Lee dan Arnold langsung melotot. Memandang Viollet dengan tatapan antara kagum dan khawatir.
"Nona apa anda bosan hidup?" Tanya Arnold hati-hati. Ia melirik tuannya yang sedang menatap tajam Viollet.
"Nona jaga sikap anda di depan tuan Damian!" Sambung Lee. Ia takut kalau tuannya akan membunuh orang di depan matanya.
Viollet cemberut. Kenapa orang-orang ini berlebihan? Wanita itu lalu berjalan ke arah Lee. Mendorong tubuh kekar pria itu agar kembali berbaring. Menyuntikan obat bius agar Lee tidak kesakitan ketika ia menjahit lukanya itu.
"Lukanya tidak terlalu dalam. Aku akan memperbannya, kau harus mengganti perban ini setiap dua kali sehari." Ujar Viollet setelah selesai menjahit luka Lee.
Wanita itu menoleh pada Arnold. Matanya melirik pada tangan Arnold yang di perban secara asal dan berantakan.
"Butuh bantuan?" Tanya Viollet.
"Tidak perlu, Aku bisa sendiri" jawab Arnold datar.
"Ya sudah, luka mu akan lebih lama mengering dari pada teman mu ini" kata Viollet mendelikan bahu. Ia tak peduli karena ia sudah tawarkan bantuan.
"Biar dia mengobati mu Arnold. Ingat! Aku punya tugas khusus untuk mu" sahut Damian tanpa ekpresi.
Arnold mengangguk patuh. Ia mengulurkan tangan nya pada Viollet.
"Apa kalian benar-benar mafia?" Celetuk Viollet tiba-tiba.
"Kenapa kau bertanya?" Damian balik bertanya.

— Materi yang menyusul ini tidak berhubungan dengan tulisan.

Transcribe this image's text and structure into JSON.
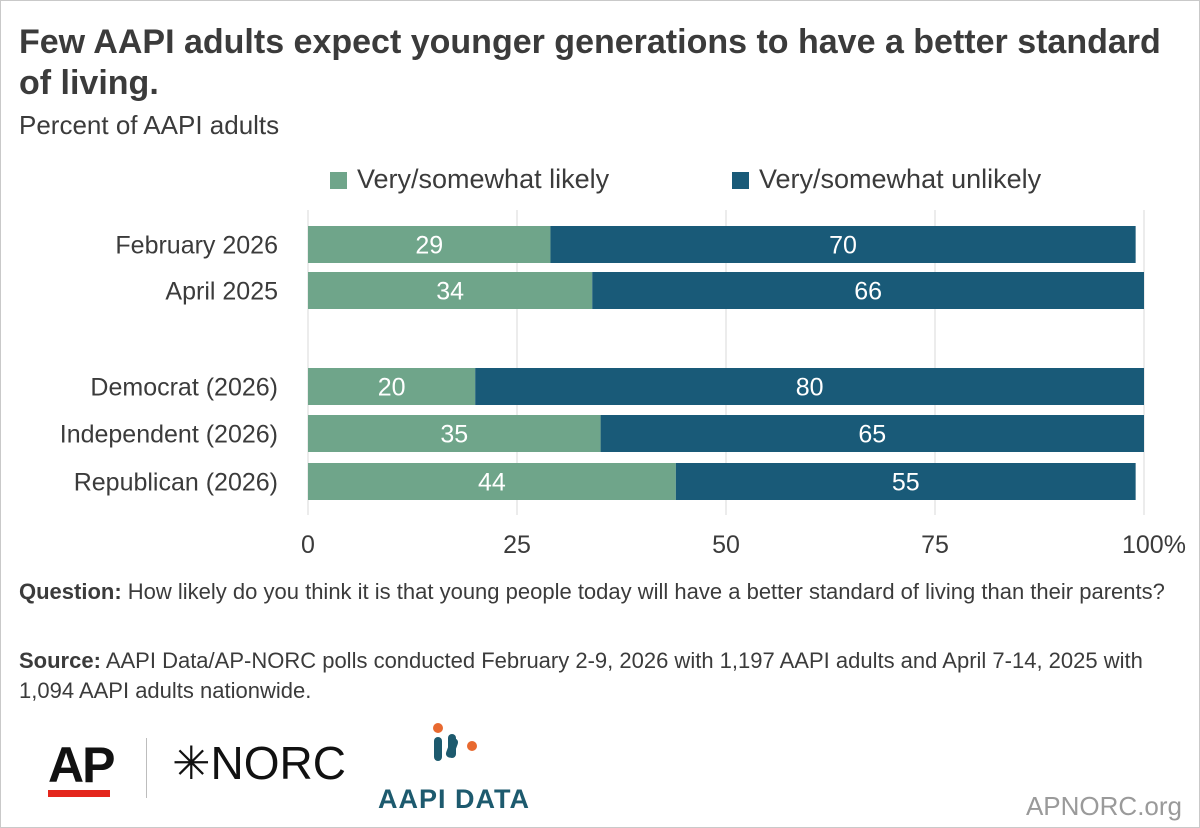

"Karena kau bilang kalau kalian membunuh orang. Jika kau sudah tidak memerlukan ku lagi, apa kau juga akan membunuh ku?" Viollet memberanikan diri menatap Damian.
Damian terdiam sambil menatap balik mata Viollet. Seketika, dokter muda itu langsung mengalihkan pandangan nya. Damian tersenyum miring.
"Ku kira kau akan terbiasa dengan mata abu-abu ku, ternyata kau lebih lambat beradaptasi. Ckckckck dasar siput" ujar Damian berdecih.
Pria berbadan tegap itu membalikan tubuh dan pergi meninggalkan ketiga orang yang terdiam di sana. Lee segara memakai bajunya kembali dan mengikuti tuannya.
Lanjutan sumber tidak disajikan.